Within days, the letter was in print and on Facebook. It was taped to every monitor at the hospital, and the newspaper later published an article celebrating Grace and the hospital’s acclaimed NICU department. “Over and over, God has confirmed that he wants this story told,” the grateful grandmother said.

‘It’s not up to us’

In the same church in Machesney Park, another young girl’s life—once in question—now stands as a testimony to the goodness of God.

Michael and Jessica Miller were encouraged to terminate a pregnancy because of complications, but they chose not to. Now nine years later, Machesney Park’s former associate pastor, Larry Wells, says, “Riley is an inspiration to all of us.”

At 20 weeks into the pregnancy, the Millers were asked if they wanted to find out the baby’s gender. From the images, they could tell they were having a girl, but also that something was definitely not right. “She had a tumor at the base of her tailbone,” Jessica said. A specialist came in soon after they got the news and told them the child had almost no chance of survival and would need to be monitored very closely.

“That same day, they sent us to a genetic counselor who said we should have an abortion,” Jessica said. The baby would have a host of mental, physical, and developmental problems, and in the eyes of the doctors, the cost of the complications outweighed the value of her life.

The Millers made it very clear that wasn’t an option and never would be. “We told them that doesn’t need to be suggested again. It’s not happening,” Jessica recalled.

But the tumor continued to grow, quickly. By 27½ weeks, it was affecting everything and causing Riley’s heart to fail. It was also starting to affect Jessica. The doctor said they would perform one last ultrasound, and if Riley’s heart was still beating, they would deliver her. The Millers were warned, though, that even then she would have only a 50% chance of survival.
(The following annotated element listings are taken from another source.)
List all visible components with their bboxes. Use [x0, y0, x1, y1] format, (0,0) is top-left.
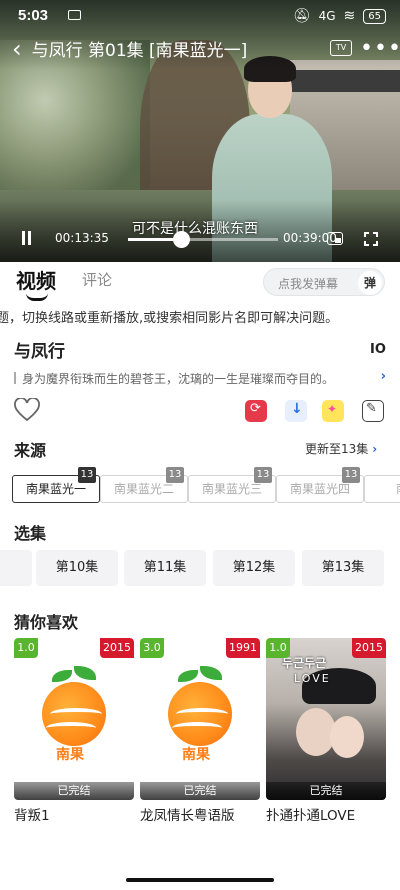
- source-item[interactable]: 南果蓝光一 13: [12, 467, 100, 503]
- source-item[interactable]: 南果蓝光三 13: [188, 467, 276, 503]
- leaf-shape: [200, 666, 222, 680]
- source-count-badge: 13: [78, 467, 96, 483]
- reward-icon[interactable]: [322, 400, 344, 422]
- episode-button[interactable]: 第13集: [302, 550, 384, 586]
- network-label: 4G: [318, 9, 336, 23]
- source-item[interactable]: 南果蓝光四 13: [276, 467, 364, 503]
- danmu-toggle-button[interactable]: 弹: [358, 271, 382, 295]
- battery-icon: 65: [363, 8, 386, 24]
- tab-bar: 视频 评论 点我发弹幕 弹: [0, 262, 400, 302]
- pip-icon[interactable]: [327, 232, 343, 245]
- logo-text: 南果: [56, 747, 84, 763]
- progress-knob[interactable]: [172, 231, 190, 248]
- poster-figure: [330, 716, 364, 758]
- pause-icon[interactable]: [20, 231, 32, 245]
- recommend-name: 背叛1: [14, 808, 50, 824]
- home-indicator[interactable]: [126, 878, 274, 882]
- download-icon[interactable]: [285, 400, 307, 422]
- show-description[interactable]: 身为魔界衔珠而生的碧苍王，沈璃的一生是璀璨而夺目的。 ›: [14, 370, 394, 387]
- wave-shape: [50, 708, 102, 720]
- poster-image[interactable]: 南果 1.0 2015 已完结: [14, 638, 134, 800]
- danmu-placeholder: 点我发弹幕: [278, 277, 339, 291]
- leaf-shape: [74, 666, 96, 680]
- back-icon[interactable]: ‹: [12, 37, 22, 61]
- source-more-link[interactable]: 更新至13集 ›: [305, 440, 377, 457]
- notification-icon: [68, 10, 81, 20]
- tab-video[interactable]: 视频: [16, 265, 56, 294]
- recommend-name: 扑通扑通LOVE: [266, 808, 356, 824]
- wifi-icon: ≋: [343, 8, 356, 24]
- fullscreen-icon[interactable]: [364, 232, 378, 246]
- feedback-icon[interactable]: [362, 400, 384, 422]
- heart-icon[interactable]: [14, 398, 40, 422]
- poster-title-love: LOVE: [294, 672, 331, 685]
- video-title: 与凤行 第01集 [南果蓝光一]: [31, 41, 248, 61]
- status-bar: 5:03 🔕︎ 4G ≋ 65: [0, 0, 400, 32]
- recommend-list: 南果 1.0 2015 已完结 背叛1 南果 3.0 1991 已完结 龙凤情长粤语版 두근두근 LO…: [0, 638, 400, 828]
- source-item[interactable]: 南果蓝光二 13: [100, 467, 188, 503]
- mute-icon: 🔕︎: [292, 8, 311, 24]
- tab-indicator: [26, 293, 48, 301]
- chevron-right-icon: ›: [372, 442, 378, 456]
- episode-title: 选集: [14, 524, 47, 543]
- source-list: 南果蓝光一13南果蓝光二13南果蓝光三13南果蓝光四13南果13: [0, 466, 400, 512]
- replay-icon[interactable]: [245, 400, 267, 422]
- status-label: 已完结: [266, 782, 386, 800]
- episode-button[interactable]: 第11集: [124, 550, 206, 586]
- show-title: 与凤行: [14, 342, 65, 362]
- notice-marquee: 题，切换线路或重新播放,或搜索相同影片名即可解决问题。: [0, 306, 400, 326]
- status-time: 5:03: [18, 7, 49, 24]
- leaf-shape: [52, 670, 72, 682]
- wave-shape: [46, 722, 96, 734]
- source-title: 来源: [14, 441, 47, 460]
- recommend-title: 猜你喜欢: [14, 613, 79, 632]
- episode-button[interactable]: 集: [0, 550, 32, 586]
- tv-cast-icon[interactable]: TV: [330, 40, 352, 56]
- wave-shape: [172, 722, 222, 734]
- video-player[interactable]: 5:03 🔕︎ 4G ≋ 65 ‹ 与凤行 第01集 [南果蓝光一] TV ••…: [0, 0, 400, 262]
- source-more-label: 更新至13集: [305, 442, 369, 456]
- poster-image[interactable]: 南果 3.0 1991 已完结: [140, 638, 260, 800]
- wave-shape: [176, 708, 228, 720]
- source-count-badge: 13: [342, 467, 360, 483]
- video-header: ‹ 与凤行 第01集 [南果蓝光一]: [12, 36, 248, 62]
- year-badge: 2015: [100, 638, 134, 658]
- poster-image[interactable]: 두근두근 LOVE 1.0 2015 已完结: [266, 638, 386, 800]
- rating-badge: 3.0: [140, 638, 164, 658]
- current-time: 00:13:35: [55, 231, 109, 245]
- video-subtitle: 可不是什么混账东西: [132, 221, 258, 237]
- recommend-name: 龙凤情长粤语版: [140, 808, 235, 824]
- logo-text: 南果: [182, 747, 210, 763]
- source-count-badge: 13: [166, 467, 184, 483]
- rating-badge: 1.0: [14, 638, 38, 658]
- year-badge: 1991: [226, 638, 260, 658]
- episode-button[interactable]: 第10集: [36, 550, 118, 586]
- notice-text: 题，切换线路或重新播放,或搜索相同影片名即可解决问题。: [0, 311, 339, 326]
- nanguo-logo-icon: 南果: [34, 662, 114, 763]
- source-label: 南果: [364, 475, 400, 503]
- chevron-right-icon[interactable]: ›: [381, 370, 386, 384]
- danmu-input[interactable]: 点我发弹幕 弹: [263, 268, 385, 296]
- source-item[interactable]: 南果13: [364, 475, 400, 503]
- status-label: 已完结: [14, 782, 134, 800]
- year-badge: 2015: [352, 638, 386, 658]
- episode-button[interactable]: 第12集: [213, 550, 295, 586]
- more-icon[interactable]: •••: [360, 36, 400, 61]
- action-bar: [0, 396, 400, 426]
- leaf-shape: [178, 670, 198, 682]
- rating-badge: 1.0: [266, 638, 290, 658]
- tab-comment[interactable]: 评论: [82, 269, 112, 290]
- nanguo-logo-icon: 南果: [160, 662, 240, 763]
- source-count-badge: 13: [254, 467, 272, 483]
- show-code: IO: [370, 342, 386, 357]
- status-label: 已完结: [140, 782, 260, 800]
- episode-list: 集第10集第11集第12集第13集: [0, 548, 400, 588]
- progress-bar[interactable]: [128, 231, 278, 248]
- description-text: 身为魔界衔珠而生的碧苍王，沈璃的一生是璀璨而夺目的。: [22, 372, 335, 386]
“But I had confidence,” said Jessica. “We had been praying about it.”

The test revealed that somehow, against all medical odds, her heart was beating. So they delivered Riley—not breathing at first, blue and swollen, but alive.

She initially weighed just over four pounds. Riley immediately underwent surgery to remove the tumor, a genetic anomaly that affects only one in 40,000 babies. After the procedure, she weighed 1 lb. 5 oz. She remained in intensive care for two months.

Although Riley is small for her age and some scars remain from her multiple surgeries, her mother says, “She’s nine years old now. She has no learning disabilities. Looking at her you would never know!”

When questioned how her daughter’s story has impacted other people over the years, Jessica talked about how opening up about their experiences has been a real encouragement to the people in her church, bolstering their faith as they hear about and witness what amazing things God can do.

About two years ago, she was also able to talk to another mother who was faced with the decision either to terminate the pregnancy or trust their baby into God’s hands. Although they lost their child, they chose the latter.

“The main thing I’ve learned,” Jessica said, “is that you never know what’s going to happen. It’s not up to us to make that choice.”

– Morgan Jackson is a freelance writer living in Bloomington, Illinois.